Bradley Seminar 2016
by Brianna Safe, Resource Coordinator
“Attention is the doorway to gratitude, to wonder, to reciprocity.” – Robin Wall Kimmerer
The annual Bradley Seminar is a place where you can’t help but pay attention. In the blink of an eye, it has come and gone. The Seminar is significant because it brings together some of the most interested and accomplished national merit-based high school scholars; it provides a venue for Caroline D. Bradley Scholars, parents, educators and professionals to connect, discuss issues of intellectual, personal, and global interest; and it strengthens a community that they will continue to influence and rely upon in perpetuity. I love it precisely for its strength of attentiveness – a weekend filled to capacity with such extraordinary individuals, challenging conversations, and genuine connectedness demands we lay distractions aside and keep our eyes open. Wide open.
The 2016 Bradley Seminar commenced in Pasadena, California from March 18 – 20, hosting over 180 participants from across the country. The weekend events kicked off on Friday afternoon, welcoming the Class of 2014 Scholars to The Barder House, a space rife with symbolism for the CDB community. Dedicated and named after the Scholarship’s generous benefactor, Sarah D. Barder, it was donated to the Institute for Educational Advancement in 2011 by Ms. Barder to serve as the home base for IEA, as well as a meeting place and touchstone for the IEA and the CDB community.
Following a welcome dinner and introductions, parents attended a session led by Dr. Jim Delisle, while Scholars and Alumni participated in ice-breakers and a hotel-wide scavenger hunt. Among the various tasks that teams were instructed to complete were items like, “find something at least 100 years older than anyone on your team” and “record a video of everyone on your team doing 20 jumping jacks in unison”.
Each year, the Seminar is guided by a different overarching theme intended to serve as the focal point for thought and conversation throughout the weekend. The 2016 theme was Finding & Cultivating Your Voice, which pursued questions like: What am I passionate about and what matters? What does it mean to have a voice and how do I share these passions with a community, local or global, in meaningful ways?

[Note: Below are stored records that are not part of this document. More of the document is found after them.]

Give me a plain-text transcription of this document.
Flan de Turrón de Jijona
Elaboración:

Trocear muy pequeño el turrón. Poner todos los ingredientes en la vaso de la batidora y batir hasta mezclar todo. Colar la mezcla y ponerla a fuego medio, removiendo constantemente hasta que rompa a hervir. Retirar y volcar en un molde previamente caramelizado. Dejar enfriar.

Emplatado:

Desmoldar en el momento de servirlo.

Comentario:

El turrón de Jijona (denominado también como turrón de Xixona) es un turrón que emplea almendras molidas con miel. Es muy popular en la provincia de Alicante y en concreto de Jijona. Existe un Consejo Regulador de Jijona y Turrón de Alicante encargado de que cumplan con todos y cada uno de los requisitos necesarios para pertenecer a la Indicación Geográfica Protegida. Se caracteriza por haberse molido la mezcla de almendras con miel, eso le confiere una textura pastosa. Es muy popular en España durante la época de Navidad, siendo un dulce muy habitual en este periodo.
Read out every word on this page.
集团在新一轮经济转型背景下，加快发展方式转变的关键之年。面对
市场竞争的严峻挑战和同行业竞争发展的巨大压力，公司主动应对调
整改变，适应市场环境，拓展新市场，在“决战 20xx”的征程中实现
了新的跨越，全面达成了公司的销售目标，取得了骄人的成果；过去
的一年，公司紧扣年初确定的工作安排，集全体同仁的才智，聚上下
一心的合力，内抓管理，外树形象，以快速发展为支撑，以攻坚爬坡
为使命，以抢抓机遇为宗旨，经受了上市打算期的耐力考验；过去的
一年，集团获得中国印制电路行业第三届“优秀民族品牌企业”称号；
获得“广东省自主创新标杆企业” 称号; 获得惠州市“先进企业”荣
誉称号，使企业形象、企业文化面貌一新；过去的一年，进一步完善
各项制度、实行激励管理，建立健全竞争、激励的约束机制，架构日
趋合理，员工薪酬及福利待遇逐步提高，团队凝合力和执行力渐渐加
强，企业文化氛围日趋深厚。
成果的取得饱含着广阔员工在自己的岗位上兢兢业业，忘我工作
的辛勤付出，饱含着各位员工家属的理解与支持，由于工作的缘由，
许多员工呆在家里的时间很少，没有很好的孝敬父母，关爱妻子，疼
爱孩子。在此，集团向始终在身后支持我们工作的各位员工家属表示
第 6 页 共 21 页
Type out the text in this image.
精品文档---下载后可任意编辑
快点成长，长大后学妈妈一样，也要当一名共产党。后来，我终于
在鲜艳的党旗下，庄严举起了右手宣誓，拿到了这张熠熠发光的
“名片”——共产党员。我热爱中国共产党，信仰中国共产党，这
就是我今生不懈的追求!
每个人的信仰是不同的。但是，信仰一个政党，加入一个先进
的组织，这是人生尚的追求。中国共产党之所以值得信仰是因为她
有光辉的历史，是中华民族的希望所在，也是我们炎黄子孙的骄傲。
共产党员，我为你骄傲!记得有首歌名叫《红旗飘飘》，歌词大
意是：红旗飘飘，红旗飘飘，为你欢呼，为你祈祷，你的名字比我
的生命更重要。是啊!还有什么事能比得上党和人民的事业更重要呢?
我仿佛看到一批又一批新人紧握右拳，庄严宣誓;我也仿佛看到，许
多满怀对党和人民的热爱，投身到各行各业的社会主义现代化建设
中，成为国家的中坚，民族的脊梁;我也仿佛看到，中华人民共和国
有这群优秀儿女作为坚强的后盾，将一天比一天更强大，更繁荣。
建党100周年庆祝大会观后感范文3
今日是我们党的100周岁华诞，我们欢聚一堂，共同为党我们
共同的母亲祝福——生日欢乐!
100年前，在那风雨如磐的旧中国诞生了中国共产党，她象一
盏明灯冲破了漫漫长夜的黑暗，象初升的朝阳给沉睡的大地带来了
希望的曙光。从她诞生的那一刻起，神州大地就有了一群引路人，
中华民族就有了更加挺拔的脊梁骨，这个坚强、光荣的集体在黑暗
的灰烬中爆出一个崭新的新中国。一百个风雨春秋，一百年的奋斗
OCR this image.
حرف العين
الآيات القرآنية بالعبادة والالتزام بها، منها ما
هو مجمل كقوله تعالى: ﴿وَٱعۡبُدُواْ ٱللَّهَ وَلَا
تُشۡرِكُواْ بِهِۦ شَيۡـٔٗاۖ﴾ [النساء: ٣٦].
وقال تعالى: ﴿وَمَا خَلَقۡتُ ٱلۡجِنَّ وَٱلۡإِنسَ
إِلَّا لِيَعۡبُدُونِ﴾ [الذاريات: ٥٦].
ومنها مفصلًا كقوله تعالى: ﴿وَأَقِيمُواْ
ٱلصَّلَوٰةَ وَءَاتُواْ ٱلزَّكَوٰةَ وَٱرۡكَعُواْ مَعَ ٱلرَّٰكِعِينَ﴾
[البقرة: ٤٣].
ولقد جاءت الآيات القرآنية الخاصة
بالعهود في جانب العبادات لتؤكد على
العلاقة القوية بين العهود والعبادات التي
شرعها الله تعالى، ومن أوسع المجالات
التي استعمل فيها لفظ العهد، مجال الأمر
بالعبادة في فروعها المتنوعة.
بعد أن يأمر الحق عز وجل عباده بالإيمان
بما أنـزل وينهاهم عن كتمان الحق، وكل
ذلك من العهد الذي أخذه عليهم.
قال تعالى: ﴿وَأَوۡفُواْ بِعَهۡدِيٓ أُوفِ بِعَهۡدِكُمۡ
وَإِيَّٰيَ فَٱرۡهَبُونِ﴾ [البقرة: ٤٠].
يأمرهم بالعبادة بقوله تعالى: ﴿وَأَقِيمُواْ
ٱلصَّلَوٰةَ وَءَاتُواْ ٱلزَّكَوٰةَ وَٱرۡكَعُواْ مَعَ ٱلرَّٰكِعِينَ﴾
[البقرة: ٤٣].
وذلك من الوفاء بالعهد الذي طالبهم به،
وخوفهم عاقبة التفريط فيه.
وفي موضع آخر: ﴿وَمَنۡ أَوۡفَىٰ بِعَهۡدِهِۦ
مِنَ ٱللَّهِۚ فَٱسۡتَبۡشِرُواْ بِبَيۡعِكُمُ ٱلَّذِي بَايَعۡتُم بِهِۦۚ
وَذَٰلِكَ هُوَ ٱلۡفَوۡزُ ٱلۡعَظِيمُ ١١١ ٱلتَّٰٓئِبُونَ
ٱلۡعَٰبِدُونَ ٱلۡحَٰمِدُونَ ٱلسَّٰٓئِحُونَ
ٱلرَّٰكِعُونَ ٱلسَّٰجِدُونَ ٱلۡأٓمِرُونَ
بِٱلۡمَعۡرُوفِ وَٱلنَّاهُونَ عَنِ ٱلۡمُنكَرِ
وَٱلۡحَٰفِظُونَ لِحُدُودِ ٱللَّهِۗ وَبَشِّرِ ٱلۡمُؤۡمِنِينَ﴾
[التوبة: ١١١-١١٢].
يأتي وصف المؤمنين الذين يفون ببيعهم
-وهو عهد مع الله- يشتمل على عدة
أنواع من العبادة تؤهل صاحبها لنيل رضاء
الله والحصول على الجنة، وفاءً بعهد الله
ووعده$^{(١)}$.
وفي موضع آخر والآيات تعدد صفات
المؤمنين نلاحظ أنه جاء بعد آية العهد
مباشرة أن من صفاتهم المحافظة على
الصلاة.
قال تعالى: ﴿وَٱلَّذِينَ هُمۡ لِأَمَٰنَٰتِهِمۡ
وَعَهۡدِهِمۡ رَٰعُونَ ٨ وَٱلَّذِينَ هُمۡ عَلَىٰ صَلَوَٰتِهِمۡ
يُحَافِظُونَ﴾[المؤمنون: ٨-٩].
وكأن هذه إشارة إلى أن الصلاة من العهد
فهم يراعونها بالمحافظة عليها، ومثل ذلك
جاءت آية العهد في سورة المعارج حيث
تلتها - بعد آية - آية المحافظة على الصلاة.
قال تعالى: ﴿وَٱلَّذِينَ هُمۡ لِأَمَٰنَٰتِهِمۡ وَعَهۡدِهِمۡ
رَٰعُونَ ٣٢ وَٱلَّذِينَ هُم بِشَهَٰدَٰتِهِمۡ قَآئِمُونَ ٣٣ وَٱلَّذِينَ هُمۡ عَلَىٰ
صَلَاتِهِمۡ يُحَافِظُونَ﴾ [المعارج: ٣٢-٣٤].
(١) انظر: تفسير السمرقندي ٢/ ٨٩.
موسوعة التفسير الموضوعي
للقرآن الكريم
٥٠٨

KR Sridhar, Founder, President, and CEO of Bloom Energy, explored this theme on Saturday morning through a keynote presentation on the relationship between voice, passion, and resilience. Betsy Jones, IEA President, guided intergenerational conversations between students, parents, visiting educators, and guests to examine the Seminar theme in smaller intentional groups. These discussions channel incredible value for their ability to bring a diverse group of individuals together as equals to discuss issues of common interest. One Scholar noted, “The table talks helped facilitate open and serious conversations… The topics addressed were relevant to my life, especially the topics in the intentional conversations.”
Saturday night featured workshops and panels led by CDB Alumni and parents, educators, clinical psychologists, and consultants covering a range of topics: American Misconceptions of Giftedness, Career Paths, College Counseling, Finding Your Voice Through Depression, Intensities and Sensitivities, and Mindfulness.
While the day was bookended with content-heavy sessions, Scholars and parents were able to relax through various outings on Saturday afternoon to the Griffith Observatory, Huntington Library & Gardens, and EscapeRoom LA.
As the Seminar concluded on Sunday morning and good-byes became imminent, I reflected on the wonder of the weekend. I recalled Kimmerer’s words on attention, gratitude, and reciprocity as I watched the generosity of the CDB community extend outward in the form of financial support and volunteerism to the IEA community. This only confirmed my feeling that when we come together and pay attention – when we put down our phone, participate in our environment, engage in what it means to be present – something happens. As Thich Nhat Hanh writes, “The most precious gift we can offer anyone is our attention.” I can’t help but agree.